Peg cancer drug prices to effectiveness, '60 Minutes' interviewee suggests

Dr. Peter Bach

If you're interested in a recap on cancer drug prices, check out the "60 Minutes" segment that aired Sunday. If you're interested in the topics for public debate that "60 Minutes" raises, then ditto. If you'd like a more practical and technical look at the same issue, zip on over to the Journal of the American Medical Association's website.

Both sources feature Dr. Peter Bach, the Memorial Sloan-Kettering Cancer Center researcher who's been quite vocal about the prices on new cancer drugs--and the price hikes on older ones. He and his colleague Leonard Saltz wrote the much-discussed op-ed in The New York Times explaining Sloan-Kettering's decision to bar Sanofi's ($SNY) new colon cancer drug Zaltrap because it was twice the price of--and no more effective than--Roche's ($RHHBY) Avastin.

On "60 Minutes," Bach and Saltz deliver some sound bites that might get the general public talking--and politicians, too:

  • About the patients' share of costs: "We're starting to see the term 'financial toxicity' being used in the literature," Saltz said. "Individual patients are going into bankruptcy trying to deal with these prices." For Medicare patients, covering their 20% copays on $100,000-plus meds ... "[takes] money from their children's inheritance, from the money they've saved," Bach said.

  • About the drug industry's responsibility for costs: "We have a pricing system for drugs [in the U.S.] which is completely dictated by the people who are making the drugs," Bach said.

  • And about Medicare's mandate to pay for every FDA-approved drug, regardless of cost, and without any power to influence prices: "Medicare has to pay exactly what the drug company charges," Bach pointed out. "Wait a minute, this is a law?" Stahl asked. "And there's no negotiating whatsoever with Medicare?"

True that. Which brings us to Bach's JAMA article, in which he outlines some ideas for moderating cancer drug prices. Pay for performance is the governing principle. The practice? Pay different prices for different results in different indications.

For example, Erbitux (cetuximab). Say its list price were linked to the indication where it delivers the best results, which Bach says is pre-metastatic head and neck cancer. For that indication, the per-month price would be $10,319. For another approved use in recurrent or metastatic head and neck cancer, where it's less beneficial, the price would be $471 per month.

Or, Bach suggests, set prices using a benchmark of $150,000 per year of life gained. For Herceptin (trastuzumab), if the price were set in that way, its current $5,412 per month would zoom to $25,000 when used along with surgery--earlier in the disease course--but would equate to $6,000 a month in advanced disease.

Of course, the U.S. healthcare system isn't set up to use that approach. Changing it is technically feasible, Bach writes, but "[p]olitical challenges may be more substantial." No kidding. Drugmakers would fight the idea as the thin end of a wedge leading to government control over all pricing. Some groups would take up the "socialized medicine" cry.

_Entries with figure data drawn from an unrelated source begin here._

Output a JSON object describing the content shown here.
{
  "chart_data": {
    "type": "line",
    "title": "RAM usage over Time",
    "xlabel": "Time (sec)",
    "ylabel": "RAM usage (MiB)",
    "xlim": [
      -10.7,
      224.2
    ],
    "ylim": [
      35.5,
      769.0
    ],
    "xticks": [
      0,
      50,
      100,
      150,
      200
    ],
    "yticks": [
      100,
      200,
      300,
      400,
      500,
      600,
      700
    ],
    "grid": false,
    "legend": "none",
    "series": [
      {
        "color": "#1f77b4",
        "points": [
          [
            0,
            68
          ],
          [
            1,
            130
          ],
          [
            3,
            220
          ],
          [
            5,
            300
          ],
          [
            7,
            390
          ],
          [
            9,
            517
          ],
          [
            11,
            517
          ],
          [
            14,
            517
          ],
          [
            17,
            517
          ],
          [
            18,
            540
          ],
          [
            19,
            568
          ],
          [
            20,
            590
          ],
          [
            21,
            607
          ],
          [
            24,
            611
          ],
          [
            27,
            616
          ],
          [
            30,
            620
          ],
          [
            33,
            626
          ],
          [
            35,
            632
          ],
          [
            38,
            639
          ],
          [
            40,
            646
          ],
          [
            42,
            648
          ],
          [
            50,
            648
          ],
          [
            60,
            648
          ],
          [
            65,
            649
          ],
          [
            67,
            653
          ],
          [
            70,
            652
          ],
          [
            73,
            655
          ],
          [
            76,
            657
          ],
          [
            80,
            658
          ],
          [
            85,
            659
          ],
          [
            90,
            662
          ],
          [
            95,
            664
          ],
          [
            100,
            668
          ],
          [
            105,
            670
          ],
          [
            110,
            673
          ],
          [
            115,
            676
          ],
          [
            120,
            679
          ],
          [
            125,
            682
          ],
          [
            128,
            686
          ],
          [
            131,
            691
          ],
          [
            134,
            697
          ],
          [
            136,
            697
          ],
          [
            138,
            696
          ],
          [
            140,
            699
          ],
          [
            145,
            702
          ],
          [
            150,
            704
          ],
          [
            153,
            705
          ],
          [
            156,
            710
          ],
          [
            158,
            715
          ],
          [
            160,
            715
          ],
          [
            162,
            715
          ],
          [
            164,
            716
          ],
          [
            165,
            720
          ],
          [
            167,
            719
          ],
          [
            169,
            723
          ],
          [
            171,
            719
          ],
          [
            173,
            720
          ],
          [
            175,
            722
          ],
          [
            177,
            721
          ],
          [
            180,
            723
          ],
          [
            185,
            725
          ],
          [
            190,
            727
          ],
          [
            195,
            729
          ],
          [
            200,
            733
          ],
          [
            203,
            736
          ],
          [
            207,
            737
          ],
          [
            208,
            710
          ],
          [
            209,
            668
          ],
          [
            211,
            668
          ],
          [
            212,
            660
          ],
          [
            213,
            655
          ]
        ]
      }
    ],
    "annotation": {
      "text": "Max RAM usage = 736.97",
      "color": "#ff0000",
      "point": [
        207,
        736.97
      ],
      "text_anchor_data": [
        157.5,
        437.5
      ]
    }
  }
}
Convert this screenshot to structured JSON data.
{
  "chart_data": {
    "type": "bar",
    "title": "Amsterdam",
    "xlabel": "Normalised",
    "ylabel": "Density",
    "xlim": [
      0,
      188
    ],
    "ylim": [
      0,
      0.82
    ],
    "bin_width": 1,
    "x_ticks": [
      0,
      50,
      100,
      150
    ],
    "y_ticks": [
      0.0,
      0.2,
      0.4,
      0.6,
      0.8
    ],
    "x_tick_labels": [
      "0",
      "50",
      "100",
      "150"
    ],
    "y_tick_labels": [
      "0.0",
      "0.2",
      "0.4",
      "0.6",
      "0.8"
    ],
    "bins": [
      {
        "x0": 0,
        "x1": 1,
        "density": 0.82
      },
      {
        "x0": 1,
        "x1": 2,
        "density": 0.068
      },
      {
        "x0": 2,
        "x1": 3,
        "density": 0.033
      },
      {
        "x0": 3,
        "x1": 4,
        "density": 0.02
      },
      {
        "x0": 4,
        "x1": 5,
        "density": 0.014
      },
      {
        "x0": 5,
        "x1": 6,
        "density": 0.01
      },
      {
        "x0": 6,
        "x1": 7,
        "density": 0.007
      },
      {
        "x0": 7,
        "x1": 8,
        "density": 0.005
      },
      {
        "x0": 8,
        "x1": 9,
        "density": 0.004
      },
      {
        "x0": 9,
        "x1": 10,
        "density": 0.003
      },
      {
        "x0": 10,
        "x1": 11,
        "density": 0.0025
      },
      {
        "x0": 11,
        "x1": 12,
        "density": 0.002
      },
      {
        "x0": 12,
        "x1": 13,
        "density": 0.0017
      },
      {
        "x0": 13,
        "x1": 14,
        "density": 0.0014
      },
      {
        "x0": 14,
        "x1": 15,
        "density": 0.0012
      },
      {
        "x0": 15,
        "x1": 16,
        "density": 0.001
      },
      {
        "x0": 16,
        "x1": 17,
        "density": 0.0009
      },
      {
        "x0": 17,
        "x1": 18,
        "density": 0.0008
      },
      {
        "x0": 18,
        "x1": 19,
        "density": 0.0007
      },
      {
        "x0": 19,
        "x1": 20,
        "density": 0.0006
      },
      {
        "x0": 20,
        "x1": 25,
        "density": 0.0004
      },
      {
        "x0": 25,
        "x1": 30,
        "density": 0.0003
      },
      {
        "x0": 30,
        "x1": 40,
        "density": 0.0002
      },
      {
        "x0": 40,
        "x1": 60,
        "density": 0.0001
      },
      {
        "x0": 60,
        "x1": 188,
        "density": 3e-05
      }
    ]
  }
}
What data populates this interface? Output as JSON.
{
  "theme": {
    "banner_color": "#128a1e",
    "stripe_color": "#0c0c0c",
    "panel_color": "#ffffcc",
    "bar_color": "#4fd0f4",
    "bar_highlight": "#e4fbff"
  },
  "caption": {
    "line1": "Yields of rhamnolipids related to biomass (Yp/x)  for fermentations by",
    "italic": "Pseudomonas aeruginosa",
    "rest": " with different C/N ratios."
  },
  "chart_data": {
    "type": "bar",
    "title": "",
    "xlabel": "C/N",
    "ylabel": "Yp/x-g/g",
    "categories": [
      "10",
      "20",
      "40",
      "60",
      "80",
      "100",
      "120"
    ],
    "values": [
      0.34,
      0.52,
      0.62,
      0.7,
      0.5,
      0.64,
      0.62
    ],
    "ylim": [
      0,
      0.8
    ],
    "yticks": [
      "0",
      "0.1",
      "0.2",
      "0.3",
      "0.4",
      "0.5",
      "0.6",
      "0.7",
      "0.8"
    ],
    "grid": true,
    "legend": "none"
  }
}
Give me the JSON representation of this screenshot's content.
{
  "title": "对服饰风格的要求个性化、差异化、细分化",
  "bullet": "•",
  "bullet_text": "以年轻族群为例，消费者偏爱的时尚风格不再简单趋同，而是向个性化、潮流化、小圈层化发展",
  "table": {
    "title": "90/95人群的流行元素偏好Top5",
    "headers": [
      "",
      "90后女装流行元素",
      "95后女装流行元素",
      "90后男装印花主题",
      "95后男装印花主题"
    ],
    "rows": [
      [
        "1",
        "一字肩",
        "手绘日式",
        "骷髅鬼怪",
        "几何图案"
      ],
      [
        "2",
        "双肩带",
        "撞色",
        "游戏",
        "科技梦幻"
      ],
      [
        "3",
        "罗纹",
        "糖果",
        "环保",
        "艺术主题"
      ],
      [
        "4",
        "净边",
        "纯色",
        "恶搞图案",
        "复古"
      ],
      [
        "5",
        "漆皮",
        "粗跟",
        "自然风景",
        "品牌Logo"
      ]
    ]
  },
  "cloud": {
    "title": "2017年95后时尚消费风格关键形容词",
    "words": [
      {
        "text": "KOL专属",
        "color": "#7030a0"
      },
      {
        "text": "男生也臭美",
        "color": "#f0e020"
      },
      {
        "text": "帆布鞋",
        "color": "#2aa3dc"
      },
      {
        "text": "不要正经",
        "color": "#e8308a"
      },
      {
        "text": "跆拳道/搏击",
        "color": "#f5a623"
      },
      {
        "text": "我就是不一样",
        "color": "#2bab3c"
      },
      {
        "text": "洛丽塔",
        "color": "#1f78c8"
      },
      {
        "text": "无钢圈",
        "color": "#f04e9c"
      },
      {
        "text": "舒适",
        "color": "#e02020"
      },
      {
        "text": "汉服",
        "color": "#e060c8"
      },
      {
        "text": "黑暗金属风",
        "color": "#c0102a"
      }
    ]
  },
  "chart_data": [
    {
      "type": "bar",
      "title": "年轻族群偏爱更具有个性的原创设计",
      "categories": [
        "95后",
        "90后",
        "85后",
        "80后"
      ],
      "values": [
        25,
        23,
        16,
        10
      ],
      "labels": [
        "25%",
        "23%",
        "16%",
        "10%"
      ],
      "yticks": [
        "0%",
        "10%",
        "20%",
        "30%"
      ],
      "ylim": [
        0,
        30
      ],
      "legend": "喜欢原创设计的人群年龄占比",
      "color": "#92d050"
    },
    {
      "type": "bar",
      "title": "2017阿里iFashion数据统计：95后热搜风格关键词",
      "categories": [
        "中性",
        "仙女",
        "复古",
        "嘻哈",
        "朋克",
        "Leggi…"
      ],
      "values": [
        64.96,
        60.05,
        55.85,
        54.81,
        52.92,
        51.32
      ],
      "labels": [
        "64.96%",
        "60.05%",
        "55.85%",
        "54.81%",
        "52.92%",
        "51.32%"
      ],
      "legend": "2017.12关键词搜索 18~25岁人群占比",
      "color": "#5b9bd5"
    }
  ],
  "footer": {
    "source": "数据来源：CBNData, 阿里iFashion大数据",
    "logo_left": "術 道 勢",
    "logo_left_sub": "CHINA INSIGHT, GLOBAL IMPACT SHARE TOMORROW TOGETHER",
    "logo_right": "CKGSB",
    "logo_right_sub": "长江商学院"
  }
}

Over and over, experts have said that rising drug prices will eventually force a public debate. Perhaps "60 Minutes" will help touch that off. But one of the biggest obstacles to overhauling cancer costs will be Americans themselves. Everyone wants access to the latest treatments, no matter how expensive. No one wants to put a number on the value of longer life, no matter how brief.

So, while private insurers may be setting up their own barriers to expensive meds, allowing public programs to do the same is frightening. Letting payers restrict access behind closed doors is more comfortable than facing the issue in the open.